Defining a best practice/template process could be particularly impactful now when GitHub have just released a feature for defining a security policy: Adding a security policy to your repository
In the same vein it may make sense to try and advocate for (and perhaps centralise, see #170) reporting security vulnerabilities to distributors much as Envoy (and others) have a Private Distributors List
CI certainly encourages it:
https://github.com/coreinfrastructure/best-practices-badge/blob/master/doc/criteria.md#vulnerability_report_process
I also agree a best practices statement/opinion/example is useful!
But whether responsibility resides at the SIG, or is delegated down to each project could be argued both ways. I myself would argue against centralization both in terms of "quis custodiet ipsos
custodes?" (noted in #170), but more so that it encourages tossing the problem over the wall for others to deal with.
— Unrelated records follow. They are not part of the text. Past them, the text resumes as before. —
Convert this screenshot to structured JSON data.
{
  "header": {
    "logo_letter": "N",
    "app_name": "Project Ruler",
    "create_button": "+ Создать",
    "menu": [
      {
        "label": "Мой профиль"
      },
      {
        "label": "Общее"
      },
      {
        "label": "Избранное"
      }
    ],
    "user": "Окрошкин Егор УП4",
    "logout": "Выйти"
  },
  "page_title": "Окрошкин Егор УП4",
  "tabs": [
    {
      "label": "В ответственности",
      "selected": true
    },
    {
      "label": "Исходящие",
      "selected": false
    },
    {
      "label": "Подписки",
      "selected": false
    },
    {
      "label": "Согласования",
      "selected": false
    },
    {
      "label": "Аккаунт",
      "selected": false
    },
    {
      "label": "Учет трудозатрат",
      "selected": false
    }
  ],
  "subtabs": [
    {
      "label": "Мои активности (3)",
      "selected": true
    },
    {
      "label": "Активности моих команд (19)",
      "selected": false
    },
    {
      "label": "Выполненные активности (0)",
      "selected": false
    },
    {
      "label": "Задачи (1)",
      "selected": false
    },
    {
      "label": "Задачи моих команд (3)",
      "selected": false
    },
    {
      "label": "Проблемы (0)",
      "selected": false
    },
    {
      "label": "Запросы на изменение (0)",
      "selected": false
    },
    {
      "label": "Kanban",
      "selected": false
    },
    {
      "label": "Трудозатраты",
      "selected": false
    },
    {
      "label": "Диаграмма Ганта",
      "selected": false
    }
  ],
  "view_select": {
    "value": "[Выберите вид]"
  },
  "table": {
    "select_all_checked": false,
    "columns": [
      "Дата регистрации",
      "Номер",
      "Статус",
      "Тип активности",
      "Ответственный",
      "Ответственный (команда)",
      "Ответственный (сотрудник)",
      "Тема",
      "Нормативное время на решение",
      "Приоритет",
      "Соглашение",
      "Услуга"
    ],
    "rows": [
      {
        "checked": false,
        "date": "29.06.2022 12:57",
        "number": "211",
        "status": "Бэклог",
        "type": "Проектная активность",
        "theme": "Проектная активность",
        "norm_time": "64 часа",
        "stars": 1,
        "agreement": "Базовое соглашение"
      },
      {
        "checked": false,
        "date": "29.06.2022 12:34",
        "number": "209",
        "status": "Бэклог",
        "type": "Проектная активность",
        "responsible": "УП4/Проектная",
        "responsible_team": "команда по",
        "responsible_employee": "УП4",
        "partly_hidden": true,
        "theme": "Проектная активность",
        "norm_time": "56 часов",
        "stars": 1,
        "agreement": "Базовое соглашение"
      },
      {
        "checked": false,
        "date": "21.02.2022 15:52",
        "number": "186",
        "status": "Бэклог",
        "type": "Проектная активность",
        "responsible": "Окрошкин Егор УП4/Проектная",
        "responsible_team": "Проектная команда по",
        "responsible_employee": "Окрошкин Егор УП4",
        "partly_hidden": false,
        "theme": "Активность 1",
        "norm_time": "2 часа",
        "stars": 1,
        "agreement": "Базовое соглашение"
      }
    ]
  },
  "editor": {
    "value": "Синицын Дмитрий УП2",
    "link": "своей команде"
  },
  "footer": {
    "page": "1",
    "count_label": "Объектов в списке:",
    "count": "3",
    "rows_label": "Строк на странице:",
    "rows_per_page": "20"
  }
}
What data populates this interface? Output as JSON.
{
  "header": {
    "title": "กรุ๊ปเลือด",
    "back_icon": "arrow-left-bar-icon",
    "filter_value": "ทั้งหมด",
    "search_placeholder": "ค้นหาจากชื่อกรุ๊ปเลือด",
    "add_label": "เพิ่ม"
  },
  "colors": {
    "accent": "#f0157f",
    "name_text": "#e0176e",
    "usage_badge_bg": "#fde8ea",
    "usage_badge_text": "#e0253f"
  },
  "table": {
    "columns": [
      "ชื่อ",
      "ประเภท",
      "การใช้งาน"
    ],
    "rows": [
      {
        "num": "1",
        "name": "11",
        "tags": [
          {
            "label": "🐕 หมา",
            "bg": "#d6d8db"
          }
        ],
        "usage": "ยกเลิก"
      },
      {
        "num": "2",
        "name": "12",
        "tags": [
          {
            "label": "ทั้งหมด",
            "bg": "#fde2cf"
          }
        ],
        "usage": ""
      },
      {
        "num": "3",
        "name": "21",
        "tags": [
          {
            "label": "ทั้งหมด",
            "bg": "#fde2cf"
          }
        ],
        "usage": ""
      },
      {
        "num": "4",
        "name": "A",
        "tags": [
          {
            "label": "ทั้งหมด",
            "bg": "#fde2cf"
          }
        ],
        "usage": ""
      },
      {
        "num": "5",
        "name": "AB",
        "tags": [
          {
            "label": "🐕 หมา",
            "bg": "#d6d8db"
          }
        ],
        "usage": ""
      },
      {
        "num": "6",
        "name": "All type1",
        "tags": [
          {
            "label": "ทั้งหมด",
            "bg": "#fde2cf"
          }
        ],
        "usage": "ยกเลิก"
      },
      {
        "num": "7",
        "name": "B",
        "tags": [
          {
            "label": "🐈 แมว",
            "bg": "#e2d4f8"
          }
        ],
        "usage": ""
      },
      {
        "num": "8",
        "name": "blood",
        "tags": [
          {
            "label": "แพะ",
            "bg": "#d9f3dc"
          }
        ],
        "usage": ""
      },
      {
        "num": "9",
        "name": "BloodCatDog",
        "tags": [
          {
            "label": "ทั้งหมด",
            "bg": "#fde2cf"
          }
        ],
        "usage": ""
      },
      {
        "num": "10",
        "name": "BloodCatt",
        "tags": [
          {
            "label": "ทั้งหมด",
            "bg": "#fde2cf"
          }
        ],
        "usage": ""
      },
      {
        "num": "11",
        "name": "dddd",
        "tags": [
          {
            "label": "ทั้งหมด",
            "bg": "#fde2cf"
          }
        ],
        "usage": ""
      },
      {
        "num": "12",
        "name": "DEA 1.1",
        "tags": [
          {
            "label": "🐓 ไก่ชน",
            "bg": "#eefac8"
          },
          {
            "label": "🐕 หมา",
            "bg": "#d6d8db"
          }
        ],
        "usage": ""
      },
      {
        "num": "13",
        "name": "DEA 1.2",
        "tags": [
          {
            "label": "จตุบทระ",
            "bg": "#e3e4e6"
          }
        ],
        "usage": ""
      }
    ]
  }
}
I think table stakes for projects should be that they invest significant thought and planning in the response process, and make it an ongoing priority (which should inform upstream feature planning and issue prioritization processes.)
IMO its the responsibility of the project, i believe we ask about it in the proposed template changes from #176
That being said, recalling the vulnerabilities reporting presentations given for the k8s vulns, it certainly stands to reason that SIG-Security can provide a standard process to get teams started so when the vuln happens, their response time is faster, the communications more effective, etc. We could even just host it on the microsite @ultrasaurus was discussing.
Providing a recommended process (even a template GitHub security policy) would be a good outcome for this issue, the idea for a centralised reporting mechanism admittedly doesn't scale to a nascent volunteer group.
Great to see we're asking teams about this during assessment, the natural response from those that don't have a policy in place will be to ask SIG security for recommendations so this issue ties that up nicely.
clarified it in the pull request so its more explicit.
This issue has been automatically marked as inactive because it has not had recent activity.
With regards to the template work, I recently published a CVD guide for OSS and set of templates; there may be something here that's helpful. (Or all of it? Just fork and edit away?)
Thanks @annabellegoth2boss! Would be great if another volunteer from the community could review that and suggest next steps and whether it would meet our needs to reference or adopt and if there are gaps that need to be filled in.
Happy to help review here from the lens of:
Sounds like this is relevant to: https://github.com/cncf/tag-security/issues/554, perhaps there's something that can be worked out here
@lumjjb it's related for sure. Security pals increase awareness for Cncf projects and assist in completing the self assessment. The self assessment discusses a secure reporting/ vuln disclosure process. But it certainly does not prescribe one.